Vassilev is a controversial figure in Bulgaria because his bank holds the bulk of state companies' deposits, money that has been used to fuel a spree of acquisitions – by companies that are seen as controlled or linked to Vassilev – in several sectors, including the media. According to Trud, Vassilev has partnered with the equally controversial owners of wine and spirits maker Vinprom Peshtera (often accused in the media, but never formally prosecuted, of tax evasion) and former finance minister Milen Velchev, the architect of bond swops in 2002/03 that cost Bulgarian taxpayers about one billion leva.
Velchev declined to comment on the speculation, Capital weekly reported.
Blast from the past
The state sold BTC, then considered the crown jewel of state properties, in 2004 to Viva Ventures, a vehicle for US-based fund Advent International, which paid 230 million euro for a 65 per cent stake. Initially, the preferred buyer was Oger Telecom in consortium with Turkey's Koc Holding, only for Viva Ventures to emerge as the winner following a court challenge.
The price was seen as very low from the start, considering that BTC's real estate alone was estimated to be worth in excess of 200 million euro, but criticism grew only louder when the sale of the state's remaining stake fetched 320 million leva on the Bulgarian Stock Exchange.
Just a year later, Icelandic billionaire Thor Bjorgolfsson, a prolific equity investor in Bulgaria in the middle of the decade, effectively gained control of BTC by agreeing to buy-out Advent's stake for 620 million euro.

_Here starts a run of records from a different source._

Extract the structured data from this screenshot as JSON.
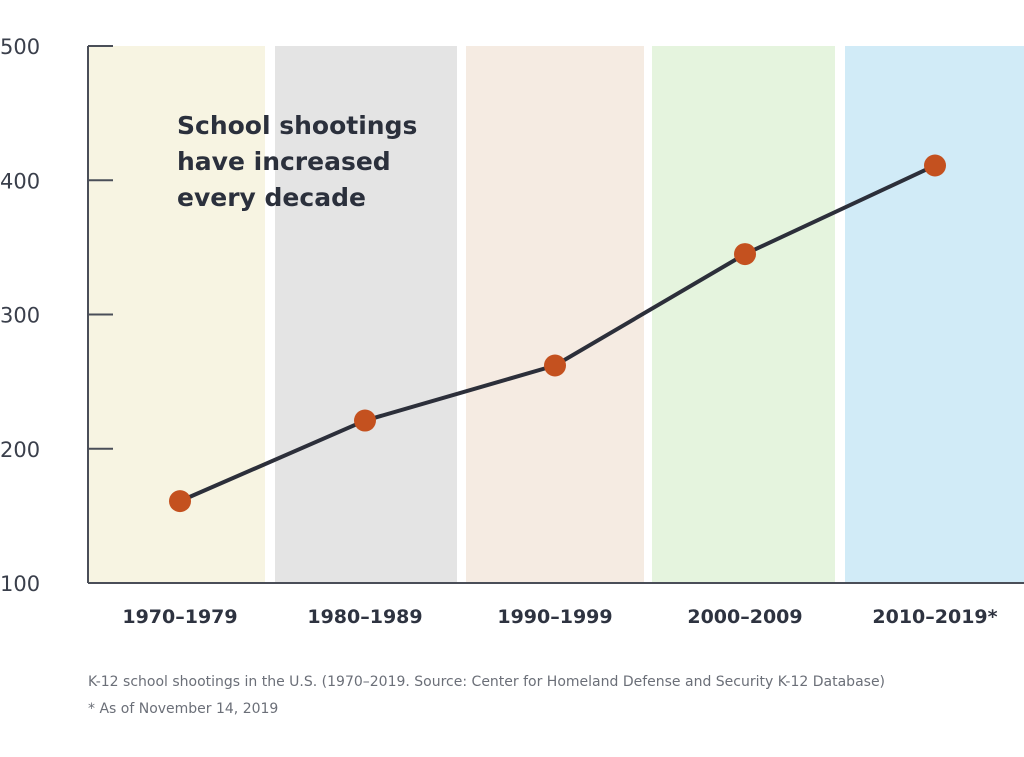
{
  "chart_data": {
    "type": "line",
    "title": "",
    "annotation": [
      "School shootings",
      "have increased",
      "every decade"
    ],
    "categories": [
      "1970–1979",
      "1980–1989",
      "1990–1999",
      "2000–2009",
      "2010–2019*"
    ],
    "series": [
      {
        "name": "K-12 school shootings",
        "values": [
          161,
          221,
          262,
          345,
          411
        ]
      }
    ],
    "xlabel": "",
    "ylabel": "",
    "ylim": [
      100,
      500
    ],
    "yticks": [
      100,
      200,
      300,
      400,
      500
    ],
    "grid": false,
    "legend": "none",
    "colors": {
      "line": "#2c2f3a",
      "marker": "#c4511f",
      "axis": "#4a4e58",
      "bands": [
        "#f7f4e2",
        "#e4e4e4",
        "#f5ebe2",
        "#e5f4de",
        "#d1ebf7"
      ]
    }
  },
  "captions": {
    "source": "K-12 school shootings in the U.S. (1970–2019. Source: Center for Homeland Defense and Security K-12 Database)",
    "footnote": "* As of November 14, 2019"
  }
}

In 2007, he sold his stake, which he took to 90 per cent by buying traded stock, to US insurer AIG's asset management arm (picking it ahead of Oger Telecom once more), for a total 2.1 billion leva.
Each ownership change was heavily-leveraged, with AIG's investment unit piling most of the acquisition cost onto BTC – 1.3 billion euro in senior and subordinated debt, as well as a further 325 million euro owed to mezzanine lenders.
After AIG's bankruptcy in 2008, its asset management subsidiary was sold to Hong Kong billionaire Richard Li and renamed PineBridge, but the breach of bond covenants in 2010 has kick-started a long process of restructuring talks, which culminated in Morgan Stanley's hiring to advise on the sale of BTC.
It remains to be seen how big of a loss BTC's creditors will have to take on their loans; mezzanine lenders, which include hedge fund Tennenbaum Capital Partners and Royal Bank of Scotland, could lose all their money.
In October 2010, Oger Telecom offered to pay 125 million euro for a minority stake in BTC, in exchange for control of operations with minimum interference from creditors. Under the terms of that proposal, its stake would increase over time, as BTC's debts were being paid off.
A similar deal was being prepared this time around as well, Capital said, with PineBridge unlikely to receive anything for its stake. According to the weekly, a preferred buyer could be picked by spring, allowing for the deal to be closed by mid-2012.
By that point, the chosen buyer will likely know the outcome of three separate lawsuits brought by the Bulgarian state (which is claiming a total 100 million euro in damages), and could adjust its plans accordingly, the newspaper said.